Last shall be first in sports scheme

15th July 2005 at 01:00
Teachers who hated PE get chance to become coaches. Nicola Porter reports

Non-athletic primary teachers who were always picked last for netball and baseball teams at school are training to become sports coaches.

A scheme that trains teachers of all sporting abilities to coach young athletes is helping them to confront their playground fears of physical education lessons. It is also hoped their new-found confidence and knowledge will help them to motivate and mentor pupils who show a natural ability in the sporting arena, possibly creating Olympians for London 2012.

National-lottery funded Dragon Sport has developed the coaching scheme for teachers across south Wales. Co-ordinator Yvonne Hughes and her team of helpers teach basic skills, such as cricket and athletics, to primary teachers and volunteer parents using a handy resource pack.
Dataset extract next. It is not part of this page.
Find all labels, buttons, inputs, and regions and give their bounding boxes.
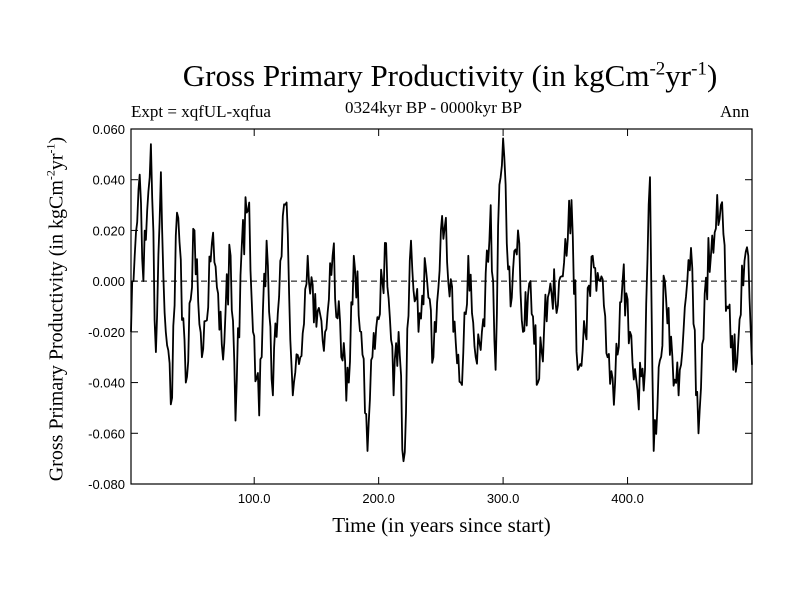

In Cardiff, 72 schools are now part of the scheme, which aims to link them with sports clubs at grass-roots level. The primary school where former world champion hurdler Colin Jackson ran his first race is the latest recruit to the scheme.

Springwood primary in Llanedeyrn, Cardiff, has set up an after-school athletics club. Funded by Dragon Sport, the school has bought foam javelins, mini-hurdles and shortened long-jump pits to encourage younger pupils to take part.

Rachael Smith, Springwood PE co-ordinator, said: "Four of the teaching staff have volunteered to coach at the after-school club.

"The training given to the teachers, who did not previously have athletic backgrounds, was great, very user-friendly and not at all daunting."

The school has formed close links with the Pontprennau Panthers athletics club, so that pupils can develop their abilities outside school.

Colin Jackson was unable to launch the club because he was in Singapore supporting London's Olympic bid. Jamie Baulch, former world indoor 400m champion, took his place and signed autographs for youngsters.

He said: "It's fantastic to be involved in a scheme which encourages more young people to get involved in sport. With the focus on fun, the children will see how enjoyable sport can be and are more likely to stick with it."

Dragon Sport's Yvonne Hughes said: "From the expressions on the children's faces you could tell that they think Jamie Baulch is a fantastic role model. We hope to create more out of this initiative."

Ms Hughes said the scheme was not all about pupils with a natural flair for sport. "It's all about giving teachers confidence and training to pass on basic skills to pupils of all abilities.

"Many of the teachers I have trained hated PE in school. But this does not mean they can't be good coaches and mentors to future sporting stars."

The initiative has attracted the support of other world-renowned athletes such as cyclist Nicole Cooke and Welsh rugby great Scott Gibbs.

Providing essential sporting opportunities to young people was one of the key objectives of the Assembly government's Climbing Higher strategy. In Wales last year, 994 schools and more than 14,000 children took part in Dragon Sport's athletics sessions.